Decision #58 in Case #1481/1/2021
Denies as inadmissible the request brought by the Court of Appeals Bucharest – Chamber VII for Labor Conflicts and Social Insurance, in Case #30113/3/2008, for a preliminary ruling on the following point of law:
Interpretation of the provisions of the first sentence of Article 63 para. (12) of Decree No 240/2020 on the extension of the state of emergency in the territory of Romania, in the sense of whether this applies also to the obsolescence term in progress at the time of the establishment/extension of the state of emergency.
Obligatory, as under Art. 521 para. (3) in the Civil Procedure Code.
Returned in public session today, the 13th of September 2021.

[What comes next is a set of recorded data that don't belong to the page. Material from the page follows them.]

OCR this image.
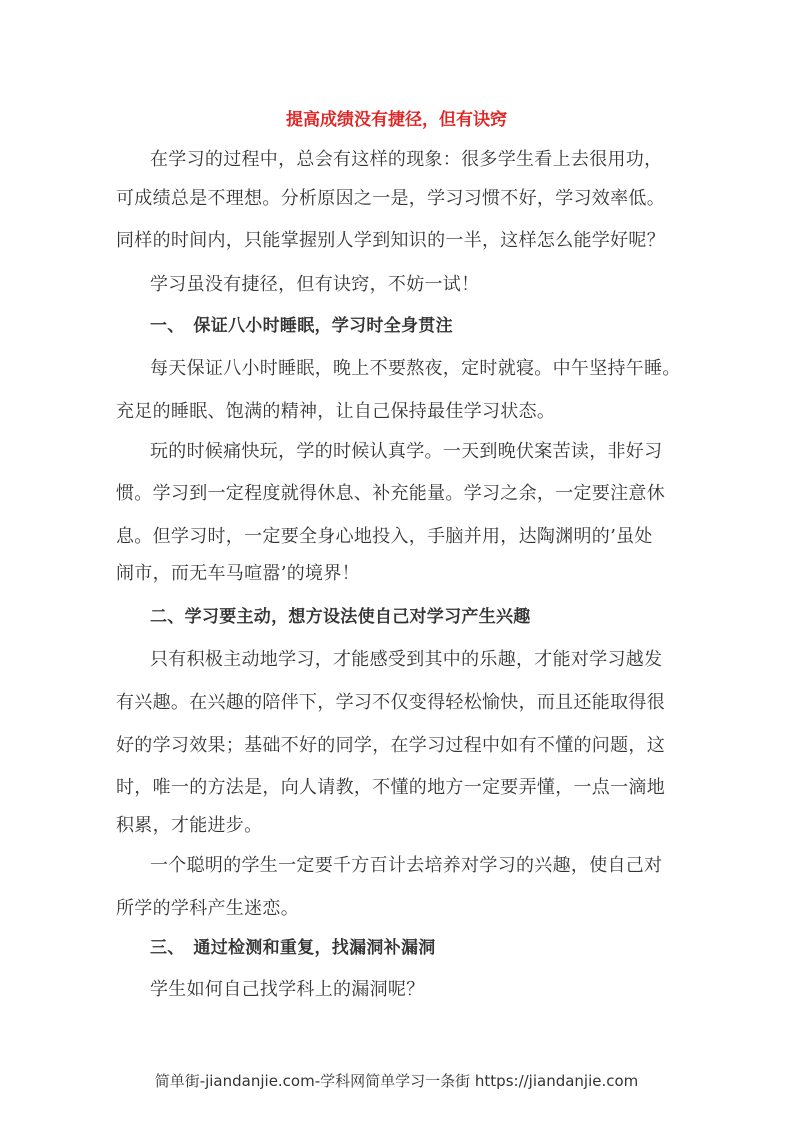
提高成绩没有捷径，但有诀窍
在学习的过程中，总会有这样的现象：很多学生看上去很用功，
可成绩总是不理想。分析原因之一是，学习习惯不好，学习效率低。
同样的时间内，只能掌握别人学到知识的一半，这样怎么能学好呢？
学习虽没有捷径，但有诀窍，不妨一试！
一、　保证八小时睡眠，学习时全身贯注
每天保证八小时睡眠，晚上不要熬夜，定时就寝。中午坚持午睡。
充足的睡眠、饱满的精神，让自己保持最佳学习状态。
玩的时候痛快玩，学的时候认真学。一天到晚伏案苦读，非好习
惯。学习到一定程度就得休息、补充能量。学习之余，一定要注意休
息。但学习时，一定要全身心地投入，手脑并用，达陶渊明的’虽处
闹市，而无车马喧嚣’的境界！
二、学习要主动，想方设法使自己对学习产生兴趣
只有积极主动地学习，才能感受到其中的乐趣，才能对学习越发
有兴趣。在兴趣的陪伴下，学习不仅变得轻松愉快，而且还能取得很
好的学习效果；基础不好的同学，在学习过程中如有不懂的问题，这
时，唯一的方法是，向人请教，不懂的地方一定要弄懂，一点一滴地
积累，才能进步。
一个聪明的学生一定要千方百计去培养对学习的兴趣，使自己对
所学的学科产生迷恋。
三、　通过检测和重复，找漏洞补漏洞
学生如何自己找学科上的漏洞呢？
简单街-jiandanjie.com-学科网简单学习一条街 https://jiandanjie.com
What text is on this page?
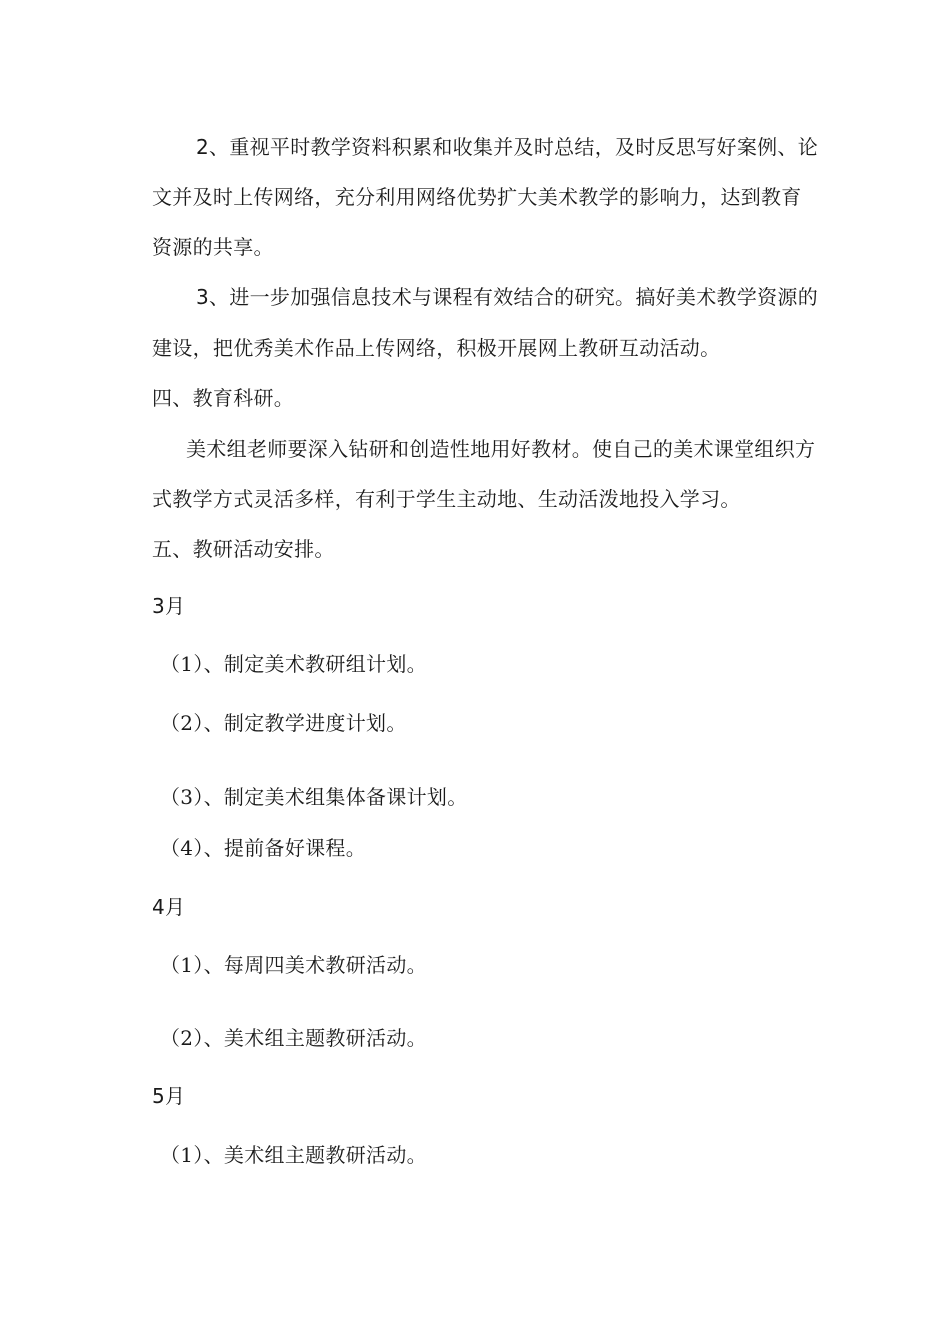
2、重视平时教学资料积累和收集并及时总结，及时反思写好案例、论
文并及时上传网络，充分利用网络优势扩大美术教学的影响力，达到教育
资源的共享。
3、进一步加强信息技术与课程有效结合的研究。搞好美术教学资源的
建设，把优秀美术作品上传网络，积极开展网上教研互动活动。
四、教育科研。
美术组老师要深入钻研和创造性地用好教材。使自己的美术课堂组织方
式教学方式灵活多样，有利于学生主动地、生动活泼地投入学习。
五、教研活动安排。
3月
（1）、制定美术教研组计划。
（2）、制定教学进度计划。
（3）、制定美术组集体备课计划。
（4）、提前备好课程。
4月
（1）、每周四美术教研活动。
（2）、美术组主题教研活动。
5月
（1）、美术组主题教研活动。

Decision #59 in Case #1638/1/2021
Sustains the request from Court of Appeals Craiova – Chamber for Labor Conflicts and Social Insurance, in Case #4308/63/2020, and establishes the following:
In interpreting and applying the provisions of Art.207 para. (2) and (3) in Law No 95/2006 correlated with the provisions of Article 31 para. (8) in Frame-Law No 153/2017 and Article 10 in Annex No II, Chapter II in the same Law, as well as to the provisions of Art. 41 of the Frame-Regulation approved by Government Decision No 286/2011, the assignment of nurses who have completed short-term post-secondary or higher health studies in a specialized clinical field who have acquired the principal degree and, subsequently, have completed higher education as a nurse responsible for general care or as a midwifery in the position corresponding to the higher education they have completed, subject to the conditions of Article 207 para. (2) and (3) of Law No 95/2006, is acting in law and is not subject to the fulfillment of other requirements for promotion in office, that is to be entered in the staff expenditure approved in the budget in accordance with Article 31(8) of Frame-Law No 153/2017 and to convert the position to a position corresponding to the higher education completed, in accordance with the conditions of Art. 10 of Annex No II, Chapter II of Frame-Law No 153/2017 and Article 41 of the Frame-Regulation approved by Government Decision No 286/2011.
Obligatory, as under Art. 521 para. (3) in the Civil Procedure Code.
Returned in public session today, the 13th of September 2021.
After the justification is written and the Judgment signed it shall be published in the Official Journal of Romania, Part I.